I take it you REALLY don’t intend to vote this Nov.! I can't say that I blame you, but I DO want the pleasure and privilege of voting AGAINST Bushie.

To which I responded:


As Jack Benny famously said, "I'm thinking, I'm thinking." Argument for voting for Kerry: a digit against Bush. Argument for voting for a third-party candidate: signal of disaffection from two-party racket. Argument for not voting: signal of radical disaffection from entire iniquitous system. But I shall continue to think.

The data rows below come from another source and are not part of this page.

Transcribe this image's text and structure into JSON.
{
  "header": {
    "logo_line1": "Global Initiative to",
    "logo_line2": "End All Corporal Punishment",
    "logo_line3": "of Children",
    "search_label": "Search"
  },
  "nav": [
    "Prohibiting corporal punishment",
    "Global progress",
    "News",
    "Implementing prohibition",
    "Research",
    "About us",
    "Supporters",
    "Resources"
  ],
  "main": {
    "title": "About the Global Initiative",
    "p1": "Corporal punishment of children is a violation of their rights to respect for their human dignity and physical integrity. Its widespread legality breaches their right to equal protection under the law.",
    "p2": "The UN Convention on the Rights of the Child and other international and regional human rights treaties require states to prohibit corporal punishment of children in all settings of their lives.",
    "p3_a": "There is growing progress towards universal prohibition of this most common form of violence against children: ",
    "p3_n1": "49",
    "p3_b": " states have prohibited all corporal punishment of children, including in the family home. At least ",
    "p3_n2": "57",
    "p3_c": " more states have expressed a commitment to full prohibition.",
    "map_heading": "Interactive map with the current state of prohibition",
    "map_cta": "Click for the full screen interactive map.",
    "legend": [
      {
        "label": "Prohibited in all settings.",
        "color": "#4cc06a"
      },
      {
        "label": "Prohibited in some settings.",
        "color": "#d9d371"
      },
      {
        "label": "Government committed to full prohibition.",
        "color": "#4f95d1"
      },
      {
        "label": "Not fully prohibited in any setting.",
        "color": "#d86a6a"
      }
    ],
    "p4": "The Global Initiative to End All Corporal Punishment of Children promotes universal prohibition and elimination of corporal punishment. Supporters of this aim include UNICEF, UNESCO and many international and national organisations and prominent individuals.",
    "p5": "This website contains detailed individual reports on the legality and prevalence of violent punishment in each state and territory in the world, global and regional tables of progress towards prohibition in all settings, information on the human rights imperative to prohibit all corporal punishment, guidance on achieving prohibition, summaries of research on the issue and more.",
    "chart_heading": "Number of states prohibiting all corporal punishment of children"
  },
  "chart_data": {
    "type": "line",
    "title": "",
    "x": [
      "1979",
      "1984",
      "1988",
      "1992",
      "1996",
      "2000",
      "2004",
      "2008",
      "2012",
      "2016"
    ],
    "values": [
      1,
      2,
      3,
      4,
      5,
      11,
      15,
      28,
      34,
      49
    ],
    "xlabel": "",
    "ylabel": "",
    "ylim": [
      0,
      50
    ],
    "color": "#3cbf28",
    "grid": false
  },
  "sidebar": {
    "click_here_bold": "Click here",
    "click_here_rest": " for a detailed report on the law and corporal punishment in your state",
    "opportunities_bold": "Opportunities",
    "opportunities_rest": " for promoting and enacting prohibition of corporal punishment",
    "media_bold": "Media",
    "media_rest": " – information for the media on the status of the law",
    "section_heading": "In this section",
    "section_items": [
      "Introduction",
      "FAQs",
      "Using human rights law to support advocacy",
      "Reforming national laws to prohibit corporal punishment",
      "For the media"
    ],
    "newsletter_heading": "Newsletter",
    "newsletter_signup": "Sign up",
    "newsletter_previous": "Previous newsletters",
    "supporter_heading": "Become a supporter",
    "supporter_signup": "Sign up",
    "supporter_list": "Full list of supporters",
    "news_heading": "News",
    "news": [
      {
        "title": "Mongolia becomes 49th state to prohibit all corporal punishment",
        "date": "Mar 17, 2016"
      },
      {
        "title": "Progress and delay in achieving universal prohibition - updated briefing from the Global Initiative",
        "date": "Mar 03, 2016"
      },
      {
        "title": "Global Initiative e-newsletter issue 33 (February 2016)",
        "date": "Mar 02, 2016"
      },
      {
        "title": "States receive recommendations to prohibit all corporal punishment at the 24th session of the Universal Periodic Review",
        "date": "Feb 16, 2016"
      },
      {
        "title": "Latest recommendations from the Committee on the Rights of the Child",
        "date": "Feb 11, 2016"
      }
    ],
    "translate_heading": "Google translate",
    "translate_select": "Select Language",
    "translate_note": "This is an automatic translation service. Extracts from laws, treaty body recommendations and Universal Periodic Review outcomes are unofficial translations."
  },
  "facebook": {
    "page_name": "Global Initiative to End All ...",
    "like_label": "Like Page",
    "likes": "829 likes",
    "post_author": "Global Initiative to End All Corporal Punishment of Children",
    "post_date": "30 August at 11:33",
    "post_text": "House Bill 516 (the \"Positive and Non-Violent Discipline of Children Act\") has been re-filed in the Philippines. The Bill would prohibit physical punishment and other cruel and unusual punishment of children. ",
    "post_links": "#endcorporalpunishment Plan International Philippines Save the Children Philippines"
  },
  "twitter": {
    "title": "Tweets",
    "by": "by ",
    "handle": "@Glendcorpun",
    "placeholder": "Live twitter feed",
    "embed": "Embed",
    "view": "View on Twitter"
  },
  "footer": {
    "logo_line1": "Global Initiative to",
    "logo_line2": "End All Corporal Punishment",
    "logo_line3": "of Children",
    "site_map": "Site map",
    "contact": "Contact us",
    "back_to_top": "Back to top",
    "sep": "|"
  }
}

If Bush gets back in and keeps the same crowd around him, including the war-mad neocons, we may very rapidly reach a kind of Political Ground Zero where we simply have to change course. We might very well reach that much-to-be-desired turning point rather faster with Bush than with Kerry, because the anti-Bush grass-roots forces, which are now very visible and increasingly well-heeled, will have great reason to oppose him vehemently at every turn, and the Democrats, as a party, will be even angrier than they were after the Gore loss. A mighty engine of frustration at work. Hell hath no fury like a political party kept from the trough.

Whereas, if Kerry gets in, we already know that to start with it will be business as usual. Bush or Kerry: more men needed in Iraq. We must stand up to challenges delivered to us freedom-loving peoples, etc., etc. Let us be reasonable. A draft. And if Iran is somehow maneuvered into firing the first shot to start the next phase of WW III, under either K. or W. there will be no withstanding the argument for the clearly self-evident need to – etc., etc.


But I should still say they are wrong-headed as all get-out because there is no promise for the future in ever-enlarging government no matter who has the executive, and the federal government has clearly outgrown the possibility of being reduced by quiet means. The real need is to shut down D.C., but something tells me that is not up in this next election, worse luck.